I say "a shame," but, really, Levi is great as the adult incarnation of young Billy Batson (Asher Angel), a foster kid abandoned as a toddler by his teen mom. One night, Billy is granted superpowers by the Wizard Shazam (Djimon Hounsou): Whenever Billy says "Shazam!" he turns into Shazam, the hero formerly known as Captain Marvel (Levi); it's a thing he and his foster brother, Freddy (Jack Dylan Glazer), parlay into beer at the local convenience store and a quick trip to a titty bar. That's brilliant. I love how, Chroniclelike, the two friends work on discovering and defining Billy's superpowers, and how, as in Glass, they use YouTube to cultivate a following for Shazam. What I really love, though, is a bit where Freddy shows Billy a smashed bullet that ricocheted off the body of Superman and is now kept in a plastic baggie with a certificate of authenticity. Shazam! understands fandom in a gentle way–and, better, it identifies Superman as a truly aspirational icon. The way the film continues to pay off this artifact speaks to where its heart is and functions as sly rebuke to the now-disbanded Zack Snyder DCEU. Although it calls attention to how redundant this Captain Marvel is in the same universe as Superman, it also shows how integral the movie's literal child-like centre is to distinguishing the character, conceptually, from Superman. I would go so far as to argue that Shazam!–and Aquaman–understand, crucially, that while the first couple of generations of comic-book readers and collectors are old now, it's important to honour the children they were when this material was fresh.

There's an arch-villain, of course: Dr. Sivana (Mark Strong), the evil child of an evil billionaire (topical!) who is really just the vehicle for seven deadly CGI sins and strongest when possessed by them.
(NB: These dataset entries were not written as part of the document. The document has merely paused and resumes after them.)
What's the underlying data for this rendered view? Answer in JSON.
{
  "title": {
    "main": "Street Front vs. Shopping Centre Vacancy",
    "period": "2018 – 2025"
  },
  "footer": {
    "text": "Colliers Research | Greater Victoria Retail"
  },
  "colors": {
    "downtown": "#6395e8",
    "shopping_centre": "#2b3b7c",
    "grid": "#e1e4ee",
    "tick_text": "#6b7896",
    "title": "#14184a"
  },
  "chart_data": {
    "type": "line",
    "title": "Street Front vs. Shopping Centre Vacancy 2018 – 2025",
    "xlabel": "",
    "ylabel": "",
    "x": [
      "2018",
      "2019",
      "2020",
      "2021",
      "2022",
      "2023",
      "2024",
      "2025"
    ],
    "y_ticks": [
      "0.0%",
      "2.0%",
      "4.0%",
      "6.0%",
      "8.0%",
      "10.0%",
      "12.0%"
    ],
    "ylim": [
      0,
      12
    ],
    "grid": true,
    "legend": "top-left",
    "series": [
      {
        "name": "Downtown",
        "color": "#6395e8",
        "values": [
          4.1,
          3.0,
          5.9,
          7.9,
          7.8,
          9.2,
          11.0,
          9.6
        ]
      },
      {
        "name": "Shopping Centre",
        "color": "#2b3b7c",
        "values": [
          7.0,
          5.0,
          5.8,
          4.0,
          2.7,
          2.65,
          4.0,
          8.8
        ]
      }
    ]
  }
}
I'm sure there's a good theological read to this piece, but I'm not the one to provide it. Much of the non-jokey dialogue is obsessed with the idea of family and how you can choose them–or they, you. Billy's foster family is a multi-ethnic mélange of kids; they're not entirely convincing (nor free of controversy), though the effort is commendable. I would have appreciated it more if the Chinese kid (Ian Chen) weren't a technology-obsessed hacker, but whatever, he also gets to misuse nunchucks and say "assfags," so we're even, I guess. There's a possibly-autistic kid (Jovan Armand) who quietly declares that he's at least bisexual, and there's a little black girl (Faithe Herman) who gets a lot of cute things to say. Freddy is the star, however, the comic-book expert with a gimpy leg who at a critical moment remarks that having a disability renders him essentially invisible to other people. Shazam! is not a perfect film–there's something moribund about its early going, and while the gags are reliably fun, they're seldom all that original. What works is the picture's lightness. It's a lot like Sky High, a movie I underestimated at the time. This is the second DC production in a row to demonstrate a certain levity. Best for me, it's a hint that if they take another swing at Superman–and John Williams's score makes a quick cameo at a key point–they might finally hear the music again.